For many people home means a family unit living under one roof. We grow up in our parents’ house with siblings and call it ‘home’. When we move out and make a new family unit, we call that home. I know several adults who always refer to the place they grew up as their home. I stopped that when my mother passed away, seventeen years after my father. Home left me and memories faded, no longer compounded by family get-togethers which invariably led down rural byways to childhood, enhanced by the passage of time into faded sepia photographs. Sometimes I dream in colour and I see the vividness of summer days spent on the farm of my childhood, tossing the hay, picking fruit, playing hide-and-seek with my sisters in the hay barn. Ironically, when someone presents me with a colour photograph from my youth, I recall the memory in black-and-white, a kind of foggy moment captured on camera. But my best memories are moments that no lens could capture, my reaction to the microcosm of nature, of life; tiny shells glistening like treasures in the sand, a butterfly emerging from its pupa, a bumble bee intent on tickling the extended fronds of a flower, tadpoles wiggling in a pool of water, endless moments in close proximity to unfolding life. Life birthing every new moment from the one before, like a telescopic event where years, seasons, days and moments in time recreated a new one especially for me. To me, this was home.

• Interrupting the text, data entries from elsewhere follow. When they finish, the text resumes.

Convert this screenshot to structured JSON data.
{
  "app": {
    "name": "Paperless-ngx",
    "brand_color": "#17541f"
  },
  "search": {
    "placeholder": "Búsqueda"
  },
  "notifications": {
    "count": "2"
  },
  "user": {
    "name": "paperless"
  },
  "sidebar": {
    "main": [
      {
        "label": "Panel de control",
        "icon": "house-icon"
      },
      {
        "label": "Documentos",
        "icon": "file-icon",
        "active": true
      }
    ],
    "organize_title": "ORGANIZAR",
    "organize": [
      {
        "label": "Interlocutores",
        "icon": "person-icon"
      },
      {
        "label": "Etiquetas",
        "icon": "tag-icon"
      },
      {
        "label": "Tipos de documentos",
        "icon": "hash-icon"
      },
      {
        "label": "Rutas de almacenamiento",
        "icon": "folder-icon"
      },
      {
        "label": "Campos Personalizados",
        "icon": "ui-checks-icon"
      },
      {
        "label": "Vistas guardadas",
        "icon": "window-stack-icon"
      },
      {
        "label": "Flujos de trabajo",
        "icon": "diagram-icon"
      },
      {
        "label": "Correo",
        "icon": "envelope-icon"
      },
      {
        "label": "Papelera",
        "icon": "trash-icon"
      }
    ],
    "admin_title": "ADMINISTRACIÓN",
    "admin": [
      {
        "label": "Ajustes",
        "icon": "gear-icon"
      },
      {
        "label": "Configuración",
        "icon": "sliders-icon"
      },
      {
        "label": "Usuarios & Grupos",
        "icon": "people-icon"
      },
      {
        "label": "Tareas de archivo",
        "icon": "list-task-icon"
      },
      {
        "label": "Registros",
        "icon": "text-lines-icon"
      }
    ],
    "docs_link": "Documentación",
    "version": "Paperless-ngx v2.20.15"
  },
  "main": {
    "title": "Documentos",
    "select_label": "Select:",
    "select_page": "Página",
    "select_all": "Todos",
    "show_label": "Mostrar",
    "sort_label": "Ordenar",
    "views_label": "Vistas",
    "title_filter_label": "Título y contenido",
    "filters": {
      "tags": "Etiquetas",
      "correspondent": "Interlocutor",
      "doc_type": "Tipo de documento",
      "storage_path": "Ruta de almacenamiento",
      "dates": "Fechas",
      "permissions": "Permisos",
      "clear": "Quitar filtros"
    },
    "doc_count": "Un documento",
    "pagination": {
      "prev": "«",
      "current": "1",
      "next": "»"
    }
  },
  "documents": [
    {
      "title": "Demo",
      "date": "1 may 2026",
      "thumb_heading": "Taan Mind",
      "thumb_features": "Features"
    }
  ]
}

Decades on from my first close encounter with a ladybird tickling its way across my chubby fingers, I have witnessed many habitats and ecosystems on my travels and crossed paths with more poisonous creatures than my three-year-old self would ever care to witness. However, it is only when I return to the land of my youth, when I register specific smells and delight in the microcosm of local habitats, that I realise that I too, am a specific flower of this ecosystem. And this is what home means to me.
Collette O’Mahony
19/06/2020

I love this reminiscence yes I remember those long summer days . I would pack something to eat and wander off for hours with my dog stopping to look at the giant lake where we lived in the summer walking in the hot sand with bare feet hearing the waves laugh onto shore or the call of friends on the air ,walking over the high dunes glimpse the vast Lake theat expanded in every direction knowing no end and hearing the seagulls overhead !yes I felt one with all! Home was wherever I was At the time! with some other home to show up for meals and such
Such vivid memories. Thanks for sharing.